Quickie mail.python.org status

[Tim Peters]

[Francois Pinard]
> I do not understand why the bad guys would have programmed
> such a deadline within their code, but I still wish this
> deadline story is true!

[Skip]
> The speculation I've read is that the author was paid (or is going to
> be paid) by spammers.  The virus will propagate (and relay spam?)
> until the agreed upon deadline.

The best stuff I've read suggests Sobig.F was a victim of its success:  it
contained a list of IP addresses for 20 compromised machines around the
world (infected by previous Sobig variants).  Infected machines got
programmed to download new software from a random one of those boxes a while
ago, the speculation being that the new software would establish proxy
servers (presumably for use by spammers) on a veritable army of compromised
machines.  OTOH, maybe it's just some sociopathic teen having fun.

Whatever, this final stage was apparently hard to reverse-engineer, but
because the worm caused so much damage so fast, a lot of effort got poured
into it.  As a result, all the machines it was going to contact got pulled
off the net before the mystery downloads triggered.

Note that Sobig.F is already the sixth in a series.  It's usually been the
case that the next in the series got released right after the "expiration
date" of its predecessor.  This planned obsolescence may be its most
intriguing feature -- it certainly fuels some strained speculations!
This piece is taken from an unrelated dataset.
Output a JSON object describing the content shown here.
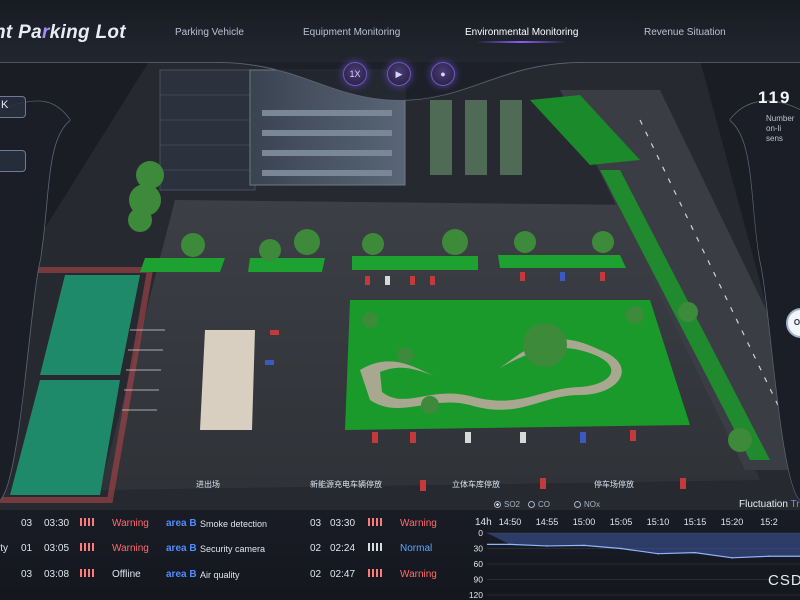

The worst news for c.l.py readers is that python.org email addresses are
sitting in millions of browser caches, and when the worm spreads itself it
forges a sender email address pulled off the infected machine sending the
worm copy.  That means mail.python.org is on the receiving end of gazillions
of complaints, most machine-generated by idiot email servers that think
they're complaining back to the entity who sent the email.  So as much as by
the worm itself, mail.python.org gets hammered by brain-dead responses from
servers that recognize and block the worm.